We observed that a vast majority of the COVID-19 patient cohort admitted to the designated quarantine hospital was asymptomatic (93.3%), which was approximately the same as the reported 90% by the Health Commission of Shanghai, China. However, this finding has potentially significant public health implications as it makes epidemiologic tracing more challenging. Subclinical infection is likely to be a major route of community spread for SARS-CoV-2 viral strains and highly frequent population-based screening plus forceful quarantine may be the only viable approaches in blocking the disease transmission. However, this can only be achieved at enormous economic and intangible humanistic cost (stress, anxiety, quality of life, etc.).
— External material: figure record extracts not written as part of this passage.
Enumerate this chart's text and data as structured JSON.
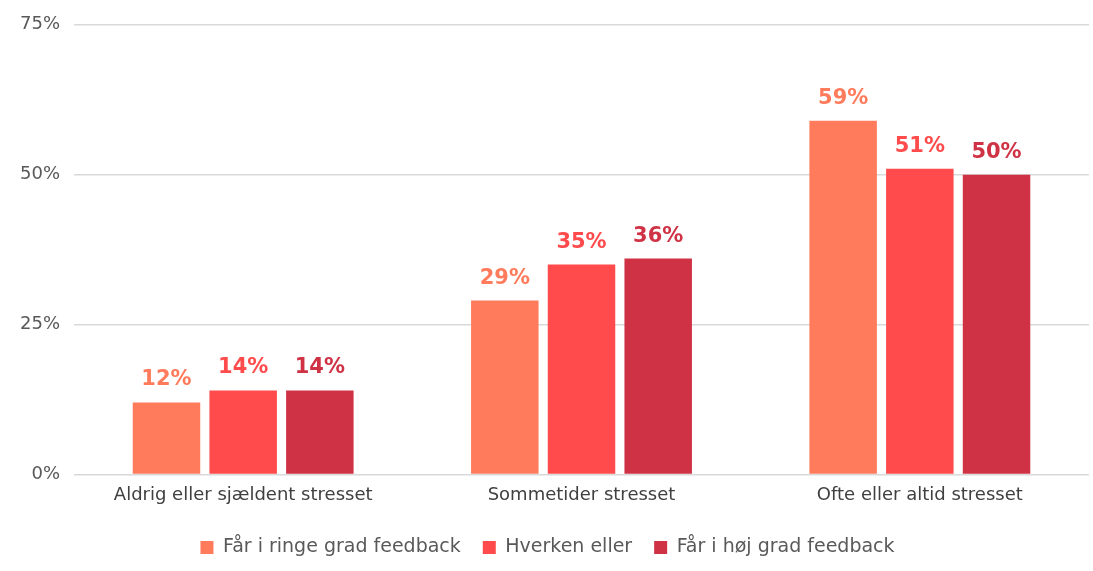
{
  "chart_data": {
    "type": "bar",
    "categories": [
      "Aldrig eller sjældent stresset",
      "Sommetider stresset",
      "Ofte eller altid stresset"
    ],
    "series": [
      {
        "name": "Får i ringe grad feedback",
        "color": "#ff7b5c",
        "values": [
          12,
          29,
          59
        ],
        "value_labels": [
          "12%",
          "29%",
          "59%"
        ]
      },
      {
        "name": "Hverken eller",
        "color": "#ff4b4b",
        "values": [
          14,
          35,
          51
        ],
        "value_labels": [
          "14%",
          "35%",
          "51%"
        ]
      },
      {
        "name": "Får i høj grad feedback",
        "color": "#d03245",
        "values": [
          14,
          36,
          50
        ],
        "value_labels": [
          "14%",
          "36%",
          "50%"
        ]
      }
    ],
    "ylim": [
      0,
      75
    ],
    "yticks": [
      {
        "value": 0,
        "label": "0%"
      },
      {
        "value": 25,
        "label": "25%"
      },
      {
        "value": 50,
        "label": "50%"
      },
      {
        "value": 75,
        "label": "75%"
      }
    ],
    "grid": "y",
    "legend": "bottom"
  }
}
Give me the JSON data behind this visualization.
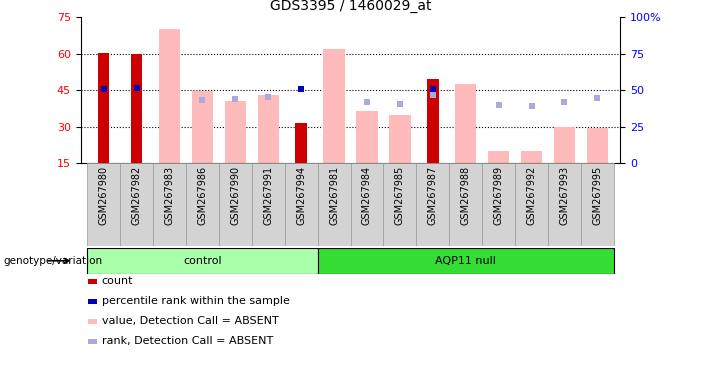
{
  "title": "GDS3395 / 1460029_at",
  "samples": [
    "GSM267980",
    "GSM267982",
    "GSM267983",
    "GSM267986",
    "GSM267990",
    "GSM267991",
    "GSM267994",
    "GSM267981",
    "GSM267984",
    "GSM267985",
    "GSM267987",
    "GSM267988",
    "GSM267989",
    "GSM267992",
    "GSM267993",
    "GSM267995"
  ],
  "n_control": 7,
  "n_aqp11": 9,
  "count_red": [
    60.5,
    60.0,
    null,
    null,
    null,
    null,
    31.5,
    null,
    null,
    null,
    49.5,
    null,
    null,
    null,
    null,
    null
  ],
  "percentile_blue": [
    45.5,
    46.0,
    null,
    null,
    null,
    null,
    45.5,
    null,
    null,
    null,
    45.5,
    null,
    null,
    null,
    null,
    null
  ],
  "value_pink": [
    null,
    null,
    70.0,
    44.5,
    40.5,
    43.0,
    null,
    62.0,
    36.5,
    35.0,
    null,
    47.5,
    20.0,
    20.0,
    30.0,
    29.5
  ],
  "rank_lightblue_pct": [
    null,
    null,
    null,
    43.5,
    44.0,
    45.5,
    null,
    null,
    42.0,
    40.5,
    47.0,
    null,
    40.0,
    39.5,
    42.0,
    45.0
  ],
  "ylim_left": [
    15,
    75
  ],
  "ylim_right": [
    0,
    100
  ],
  "yticks_left": [
    15,
    30,
    45,
    60,
    75
  ],
  "yticks_right": [
    0,
    25,
    50,
    75,
    100
  ],
  "ytick_right_labels": [
    "0",
    "25",
    "50",
    "75",
    "100%"
  ],
  "hgrid_lines": [
    30,
    45,
    60
  ],
  "control_label": "control",
  "aqp11_label": "AQP11 null",
  "genotype_label": "genotype/variation",
  "legend": [
    {
      "label": "count",
      "color": "#cc0000"
    },
    {
      "label": "percentile rank within the sample",
      "color": "#0000bb"
    },
    {
      "label": "value, Detection Call = ABSENT",
      "color": "#ffbbbb"
    },
    {
      "label": "rank, Detection Call = ABSENT",
      "color": "#aaaadd"
    }
  ]
}
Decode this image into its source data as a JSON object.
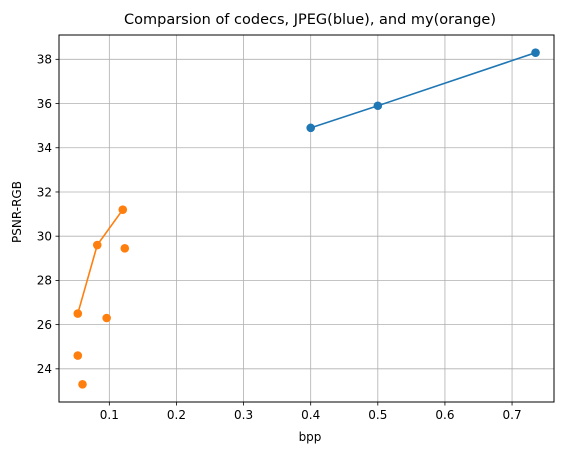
{
  "chart_data": {
    "type": "scatter",
    "title": "Comparsion of codecs, JPEG(blue), and my(orange)",
    "xlabel": "bpp",
    "ylabel": "PSNR-RGB",
    "xlim": [
      0.025,
      0.7625
    ],
    "ylim": [
      22.5,
      39.1
    ],
    "xticks": [
      0.1,
      0.2,
      0.3,
      0.4,
      0.5,
      0.6,
      0.7
    ],
    "yticks": [
      24,
      26,
      28,
      30,
      32,
      34,
      36,
      38
    ],
    "xtick_labels": [
      "0.1",
      "0.2",
      "0.3",
      "0.4",
      "0.5",
      "0.6",
      "0.7"
    ],
    "ytick_labels": [
      "24",
      "26",
      "28",
      "30",
      "32",
      "34",
      "36",
      "38"
    ],
    "grid": true,
    "series": [
      {
        "color": "#1f77b4",
        "line": [
          [
            0.4,
            34.9
          ],
          [
            0.5,
            35.9
          ],
          [
            0.735,
            38.3
          ]
        ],
        "points": [
          [
            0.4,
            34.9
          ],
          [
            0.5,
            35.9
          ],
          [
            0.735,
            38.3
          ]
        ]
      },
      {
        "color": "#ff7f0e",
        "line": [
          [
            0.053,
            26.5
          ],
          [
            0.082,
            29.6
          ],
          [
            0.12,
            31.2
          ]
        ],
        "points": [
          [
            0.053,
            26.5
          ],
          [
            0.082,
            29.6
          ],
          [
            0.12,
            31.2
          ],
          [
            0.123,
            29.45
          ],
          [
            0.096,
            26.3
          ],
          [
            0.053,
            24.6
          ],
          [
            0.06,
            23.3
          ]
        ]
      }
    ]
  }
}
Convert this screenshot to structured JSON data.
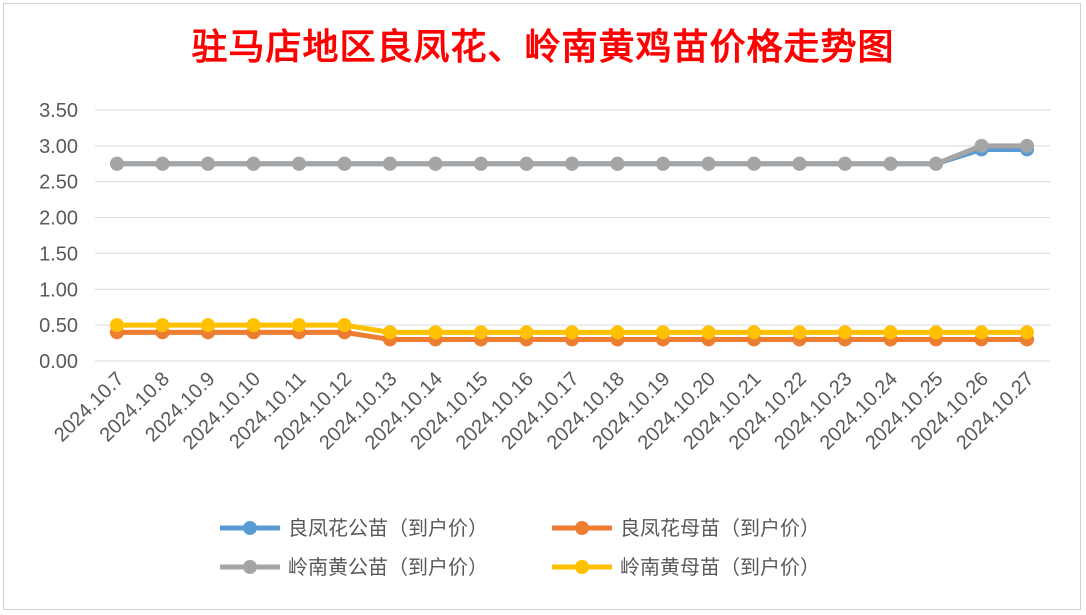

Although the RT-PCR tests for the diagnosis of COVID-19 has very high fixed technical performance metrics, i.e., sensitivity and specificity (51), implementing PCR testing in a large population with a very low rate COVID infection would yield a relatively high number of false positive cases. While repeating the testing may reduce the false positive rate, it would incur additional financial and humanistic costs. Furthermore, it may lead to an increasingly heavy burden on already strained medical institutions.

We suggest that vaccinated individuals should take more active preventive interventions in response to the COVID-19 pandemic, especially those with high-risk factors for symptomatic infection and severe illness. Furthermore, those effective interventions mainly include reducing exposure by strengthening self-protection and keeping social distance, control of chronic, underlying health conditions, and more active primary and booster vaccination. Active interventions should be taken in populations at high risk and should be given priority in accessing medication before it develops into a severe illness, such as antiviral ones and symptomatic treatment. Awareness of high-risk factors can also help avoid the impact of excessive prevention and control measures on populations at low risk.